Norway is part of the European Union’s single market, but not the customs union.
The EU’s chief Brexit negotiation Michel Barnier in December said the future free trade agreement between the European Union and Britain would have to be along the same lines as the one the EU has with Canada.
But Varadkar said that neither the Norwegian model nor the Canadian model would fit the United Kingdom.
“It’s difficult to compare it to Norway, which is a relatively small country… or a country like Canada, which is on a different continent,” he said.
While Britain has repeatedly said it will not remain in the EU customs union or single market, “perhaps we can negotiate something that isn’t very different to that,” Varadkar said.

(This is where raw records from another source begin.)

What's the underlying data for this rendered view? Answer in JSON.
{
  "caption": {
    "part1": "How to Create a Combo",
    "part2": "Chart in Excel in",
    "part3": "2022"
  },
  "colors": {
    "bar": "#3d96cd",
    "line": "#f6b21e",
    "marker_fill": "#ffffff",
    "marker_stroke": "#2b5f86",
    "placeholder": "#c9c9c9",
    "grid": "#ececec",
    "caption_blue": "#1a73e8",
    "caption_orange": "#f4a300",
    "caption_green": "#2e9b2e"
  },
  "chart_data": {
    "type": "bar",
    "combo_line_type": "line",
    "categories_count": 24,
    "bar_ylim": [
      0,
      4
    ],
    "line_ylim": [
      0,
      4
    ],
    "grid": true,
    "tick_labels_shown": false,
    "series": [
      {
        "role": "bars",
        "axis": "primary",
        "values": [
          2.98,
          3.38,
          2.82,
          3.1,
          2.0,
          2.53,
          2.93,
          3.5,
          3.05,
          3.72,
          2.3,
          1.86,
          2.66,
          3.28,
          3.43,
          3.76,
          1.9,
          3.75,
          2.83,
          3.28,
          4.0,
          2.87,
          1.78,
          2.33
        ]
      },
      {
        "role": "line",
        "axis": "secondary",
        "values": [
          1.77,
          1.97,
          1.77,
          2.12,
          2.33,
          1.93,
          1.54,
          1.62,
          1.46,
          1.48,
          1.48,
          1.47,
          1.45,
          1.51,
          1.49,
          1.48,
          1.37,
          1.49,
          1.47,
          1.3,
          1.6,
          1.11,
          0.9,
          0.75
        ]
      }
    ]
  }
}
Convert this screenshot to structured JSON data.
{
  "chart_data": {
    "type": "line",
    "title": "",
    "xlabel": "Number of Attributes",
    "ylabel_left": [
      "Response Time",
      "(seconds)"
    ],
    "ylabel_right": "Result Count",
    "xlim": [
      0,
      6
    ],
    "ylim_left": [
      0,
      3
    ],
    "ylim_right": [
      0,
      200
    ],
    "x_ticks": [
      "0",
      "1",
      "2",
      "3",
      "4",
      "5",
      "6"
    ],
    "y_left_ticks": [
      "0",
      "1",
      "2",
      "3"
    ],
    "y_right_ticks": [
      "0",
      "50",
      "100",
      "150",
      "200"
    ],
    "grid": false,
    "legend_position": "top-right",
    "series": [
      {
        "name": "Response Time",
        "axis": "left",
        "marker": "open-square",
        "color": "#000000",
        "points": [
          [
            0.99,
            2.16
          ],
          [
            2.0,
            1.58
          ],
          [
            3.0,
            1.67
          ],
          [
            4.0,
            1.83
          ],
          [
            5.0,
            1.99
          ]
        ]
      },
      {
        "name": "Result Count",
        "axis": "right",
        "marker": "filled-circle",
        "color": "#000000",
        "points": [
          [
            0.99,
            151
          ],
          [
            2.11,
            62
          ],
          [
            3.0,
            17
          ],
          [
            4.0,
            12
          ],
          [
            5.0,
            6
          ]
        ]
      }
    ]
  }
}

Such a deal would, however, require the United Kingdom to realise that it cannot cherry pick benefits of EU membership without the corresponding responsibilities.
Access to European markets for London-based financial services firms would depend on what the UK might give in return, he said.
Meanwhile, The high turnover of ministers in the British government is hampering progress towards Brexit, a think-tank said Thursday. The merry-go-round of faces in Prime Minister Theresa May’s administration will also make it tougher for her to achieve her domestic objectives, the Institute for Government (IFG) said.
While May has kept her top four ministers in place since taking office in July 2016, the report found that 71 percent of ministers — 85 out of 122 — are new to their jobs since the June 2017 general election.
“Political turbulence and ministerial turnover-particularly at junior levels-have disrupted the government’s preparations for Brexit, its ability to pass crucial legislation and its capacity to deal with urgent public service challenges,” the institute said in a report.
Only Brexit minister David Davis and one of the four junior ministers have stayed at the Department for Exiting the European Union since its creation in July 2016, the month after Britain’s EU referendum.
Meanwhile every minister in the Cabinet Office and three-quarters of those in the justice ministry were replaced in this month’s reshuffle.
Both the Justice Department and the Work and Pensions Department have seen a third minister take the helm since May took office.